Darren Ollinger New Black Centre

So what’s going on? Why is New Black closing?

The easiest answer is that it’s time. It’s a perfect time actually. Our five-year lease is up at the end of this month. This building is for sale. So those were two great reasons why.

And just tough to keep it going?

Well it’s never been easy to keep it going. I’m kind of over it. It’s a grind. There’s a lot of things: it’s expensive to run it doesn’t bring in much money.

This is run as a not-for-profit right?

Yeah well just because it’s a non-profit doesn’t make it any easier. You still have to pay the rent. With most people the misconception of a not-for-profit is pretty funny.

Was there anybody that was interested in keeping it going?

A couple of people have asked about it but then I kind of show them the business model and the numbers and stuff like that and it’s not really attractive.

What are you doing? There’s a funeral?

Yeah on Sunday we’re going to do a funeral. It’s a fitting way to end something.

What’s going to happen?

Mike McLeod from the Mad Cowboys — New Black has a ton of lineage with them so I thought it would be fitting for him to do a little solo performance play us out. Come say goodbye to some walls. That’s it really. Dress in semi-formal black and play some Skid Row love ballads and just have fun with it. I guess to celebrate something that was pretty cool for the last five years.

Has it only been five years?

It feels like 40.

Five years is a pretty good run for an all-ages venue.

For all-ages I think we’re officially the longest running all-ages hall in the history of Calgary. I haven’t really come across one in North America that’s been around this long.

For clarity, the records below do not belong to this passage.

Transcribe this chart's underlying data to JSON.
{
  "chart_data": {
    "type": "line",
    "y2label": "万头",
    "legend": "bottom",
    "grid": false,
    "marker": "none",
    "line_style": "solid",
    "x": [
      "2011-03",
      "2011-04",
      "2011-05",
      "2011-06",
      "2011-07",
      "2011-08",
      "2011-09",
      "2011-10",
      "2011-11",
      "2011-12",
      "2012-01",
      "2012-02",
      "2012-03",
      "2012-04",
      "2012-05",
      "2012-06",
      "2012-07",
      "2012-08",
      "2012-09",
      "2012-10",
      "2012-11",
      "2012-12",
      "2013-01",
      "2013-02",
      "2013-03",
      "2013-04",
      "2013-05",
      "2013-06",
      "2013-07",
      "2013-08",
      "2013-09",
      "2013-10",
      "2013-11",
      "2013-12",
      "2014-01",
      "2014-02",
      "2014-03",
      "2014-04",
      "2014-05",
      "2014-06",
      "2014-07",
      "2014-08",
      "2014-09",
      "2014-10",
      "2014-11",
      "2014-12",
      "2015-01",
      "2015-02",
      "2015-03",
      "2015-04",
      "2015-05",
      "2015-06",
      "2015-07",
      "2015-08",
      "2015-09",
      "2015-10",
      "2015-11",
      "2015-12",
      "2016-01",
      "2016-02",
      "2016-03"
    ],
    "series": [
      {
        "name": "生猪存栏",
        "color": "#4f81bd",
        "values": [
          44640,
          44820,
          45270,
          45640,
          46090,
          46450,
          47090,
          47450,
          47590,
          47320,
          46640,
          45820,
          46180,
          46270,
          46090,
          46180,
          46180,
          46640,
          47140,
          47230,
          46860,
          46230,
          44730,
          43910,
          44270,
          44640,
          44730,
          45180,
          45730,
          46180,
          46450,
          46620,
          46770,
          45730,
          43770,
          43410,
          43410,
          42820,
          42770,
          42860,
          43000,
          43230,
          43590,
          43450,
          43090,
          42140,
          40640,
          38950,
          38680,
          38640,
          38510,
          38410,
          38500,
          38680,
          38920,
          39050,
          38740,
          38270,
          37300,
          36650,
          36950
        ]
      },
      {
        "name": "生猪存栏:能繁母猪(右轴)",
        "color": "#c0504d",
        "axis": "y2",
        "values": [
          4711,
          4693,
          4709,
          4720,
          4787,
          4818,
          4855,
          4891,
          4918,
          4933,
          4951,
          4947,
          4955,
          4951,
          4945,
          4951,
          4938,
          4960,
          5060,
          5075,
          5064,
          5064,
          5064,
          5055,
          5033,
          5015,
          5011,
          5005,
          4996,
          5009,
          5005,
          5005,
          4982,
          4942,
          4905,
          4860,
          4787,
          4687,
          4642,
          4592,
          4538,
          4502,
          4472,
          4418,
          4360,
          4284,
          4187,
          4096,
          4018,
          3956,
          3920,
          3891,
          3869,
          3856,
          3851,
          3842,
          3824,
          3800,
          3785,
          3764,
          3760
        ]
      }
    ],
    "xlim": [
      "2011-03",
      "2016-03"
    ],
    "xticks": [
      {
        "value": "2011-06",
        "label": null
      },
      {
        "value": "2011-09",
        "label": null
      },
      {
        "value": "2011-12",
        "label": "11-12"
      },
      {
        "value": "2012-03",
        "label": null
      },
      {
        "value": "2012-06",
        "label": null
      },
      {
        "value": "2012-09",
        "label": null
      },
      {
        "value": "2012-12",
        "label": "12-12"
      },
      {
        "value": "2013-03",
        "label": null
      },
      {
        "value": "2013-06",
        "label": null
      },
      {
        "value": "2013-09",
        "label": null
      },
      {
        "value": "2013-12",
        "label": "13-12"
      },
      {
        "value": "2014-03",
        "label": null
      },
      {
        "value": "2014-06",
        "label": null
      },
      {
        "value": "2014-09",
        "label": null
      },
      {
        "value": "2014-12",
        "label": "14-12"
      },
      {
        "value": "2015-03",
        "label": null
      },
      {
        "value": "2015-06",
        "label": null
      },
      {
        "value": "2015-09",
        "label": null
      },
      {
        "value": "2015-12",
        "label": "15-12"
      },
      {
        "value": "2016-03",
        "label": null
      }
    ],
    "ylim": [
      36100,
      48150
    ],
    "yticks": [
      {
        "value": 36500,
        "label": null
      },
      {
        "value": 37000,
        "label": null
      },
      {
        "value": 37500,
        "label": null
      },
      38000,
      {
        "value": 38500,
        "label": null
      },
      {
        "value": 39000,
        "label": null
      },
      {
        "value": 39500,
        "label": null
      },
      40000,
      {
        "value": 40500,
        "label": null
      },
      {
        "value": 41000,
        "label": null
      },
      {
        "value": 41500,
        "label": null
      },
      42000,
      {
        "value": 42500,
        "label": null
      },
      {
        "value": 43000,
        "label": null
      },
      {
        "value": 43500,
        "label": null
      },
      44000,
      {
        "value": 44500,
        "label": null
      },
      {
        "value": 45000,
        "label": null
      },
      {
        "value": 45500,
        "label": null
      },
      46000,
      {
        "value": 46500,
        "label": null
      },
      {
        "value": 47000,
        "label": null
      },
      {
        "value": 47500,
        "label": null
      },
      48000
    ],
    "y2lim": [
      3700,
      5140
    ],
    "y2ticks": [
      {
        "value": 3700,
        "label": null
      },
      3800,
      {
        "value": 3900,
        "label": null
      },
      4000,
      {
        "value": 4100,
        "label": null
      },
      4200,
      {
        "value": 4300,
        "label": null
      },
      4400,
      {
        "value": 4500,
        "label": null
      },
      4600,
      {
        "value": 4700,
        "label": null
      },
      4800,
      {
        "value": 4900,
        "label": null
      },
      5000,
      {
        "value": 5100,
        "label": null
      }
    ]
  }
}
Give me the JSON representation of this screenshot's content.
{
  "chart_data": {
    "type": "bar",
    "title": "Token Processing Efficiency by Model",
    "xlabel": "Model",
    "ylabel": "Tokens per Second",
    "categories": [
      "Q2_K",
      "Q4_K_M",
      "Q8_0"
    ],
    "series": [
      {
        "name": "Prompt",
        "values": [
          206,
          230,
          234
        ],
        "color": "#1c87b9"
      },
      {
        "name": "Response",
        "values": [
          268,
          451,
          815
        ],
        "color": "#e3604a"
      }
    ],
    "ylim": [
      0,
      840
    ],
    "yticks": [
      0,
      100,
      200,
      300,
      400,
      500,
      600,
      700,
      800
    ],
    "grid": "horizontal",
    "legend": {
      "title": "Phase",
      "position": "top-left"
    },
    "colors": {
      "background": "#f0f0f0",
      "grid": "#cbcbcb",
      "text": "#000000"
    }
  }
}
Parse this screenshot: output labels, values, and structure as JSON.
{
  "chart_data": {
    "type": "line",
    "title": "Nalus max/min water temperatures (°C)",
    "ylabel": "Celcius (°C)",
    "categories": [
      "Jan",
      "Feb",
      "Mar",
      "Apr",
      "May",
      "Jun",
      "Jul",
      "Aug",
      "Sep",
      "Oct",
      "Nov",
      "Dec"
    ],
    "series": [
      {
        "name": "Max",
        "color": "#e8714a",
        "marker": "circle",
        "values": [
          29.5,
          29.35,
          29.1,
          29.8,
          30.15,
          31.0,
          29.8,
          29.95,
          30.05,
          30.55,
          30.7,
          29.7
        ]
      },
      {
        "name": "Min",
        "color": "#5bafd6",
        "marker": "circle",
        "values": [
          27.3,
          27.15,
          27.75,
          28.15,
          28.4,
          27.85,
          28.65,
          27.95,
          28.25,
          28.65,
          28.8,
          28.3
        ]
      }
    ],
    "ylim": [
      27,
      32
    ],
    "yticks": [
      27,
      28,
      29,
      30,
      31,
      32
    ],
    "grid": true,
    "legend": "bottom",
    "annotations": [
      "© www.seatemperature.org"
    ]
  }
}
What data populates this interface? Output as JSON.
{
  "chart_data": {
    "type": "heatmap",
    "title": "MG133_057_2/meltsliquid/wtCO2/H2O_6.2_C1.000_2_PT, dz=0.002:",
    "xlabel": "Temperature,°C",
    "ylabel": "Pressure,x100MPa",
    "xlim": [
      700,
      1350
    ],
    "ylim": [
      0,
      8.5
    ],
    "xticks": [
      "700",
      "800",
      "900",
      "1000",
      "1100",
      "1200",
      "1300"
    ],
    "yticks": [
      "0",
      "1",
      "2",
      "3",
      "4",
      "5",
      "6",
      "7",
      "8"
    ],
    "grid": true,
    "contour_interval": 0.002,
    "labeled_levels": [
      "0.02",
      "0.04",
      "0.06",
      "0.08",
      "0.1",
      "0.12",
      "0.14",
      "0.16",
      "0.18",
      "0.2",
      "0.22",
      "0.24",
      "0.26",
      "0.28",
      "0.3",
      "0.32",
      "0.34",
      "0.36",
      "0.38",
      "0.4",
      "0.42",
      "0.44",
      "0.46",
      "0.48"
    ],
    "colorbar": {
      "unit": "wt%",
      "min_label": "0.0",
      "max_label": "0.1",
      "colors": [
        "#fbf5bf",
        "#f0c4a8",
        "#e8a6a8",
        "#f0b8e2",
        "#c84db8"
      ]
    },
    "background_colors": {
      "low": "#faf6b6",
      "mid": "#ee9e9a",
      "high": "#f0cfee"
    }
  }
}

Especially one that’s specifically an all-ages venue rather than a hall or somewhere that only lasts until the landlord gets pissed off.

Well that’s it. As much as this place has been appreciated and loved by a lot of people the bigger picture isn’t cared about.

And you guys have had to struggle pretty hard including fights with the city and permitting.

Yeah it’s pretty wild. I thought when Nenshi was elected there would be this dream pasture of arts because that’s all he cared about. In hindsight there was more love from the Bronconnier regime than Nenshi. We’ve run a ton of city programs out of here. We’ve had a lot of support from people in the city that are entrenched in the scene. But in the grand scheme of things you would have thought the high brass politicians would have been all over us — some youth-positive friendly environment. All they care about is sports and building more ice rinks for kids.

Why did you start this? What was your motivation?

I guess in a silly way I thought it was a needed good idea. And it really was — this town needs it. The proof’s in the pudding with how many kids have thrived by having a venue to play a proper rock concert that isn’t their lunch room in their junior high or their community hall. It’s cool. It’s a place for the kids to find themselves and establish who they are as human beings. We have the nice balance of having some cred with those kids but also the parents were always aware of what we were doing in here do you know what I mean? So it wasn’t just a clubhouse for kids to come find trouble.

Was it worth it?

In the grand scheme of things I believe it’s worth it I believe this idea’s worth it. But out of my own pocket? No.

What are you going to do now?

I have two other jobs so that’s fine. I have my own kids to take care of. I’m going to stay home a little bit and I’m kind of looking forward to that aspect of it too. It’s a grind when you’re here doing it for the love of it when you should probably be somewhere else. There’s nothing to take home to justify it too. Every month when we’re $100 short on the rent or $200 short on the rent or you’ve got to pay a bill and we don’t have any money it just comes out of my pocket. If that’s what not-for-profit is fuck it.

How many people are on your board?

Five. I told them and they were like “yeah that makes sense.” They get it. If it wasn’t for me turning over stones and finding people to support this — like the Ship & Anchor is a great example. They gave me scads of money to keep the lights on in this place. I scored a Telus grant a couple of years ago. In the infancy Zak Pashak was a huge supporter of this. He was one of the original board members too. But that’s just over and above. It has nothing to do with the daily operations of the place. I don’t want this to come across as braggadocious but if it wasn’t for a person like me who had the go to find that money and do those deals and stuff like that to get those programs on the go and that stuff then this place would have faltered years ago. It’s not self-sustaining from kids paying cover charges.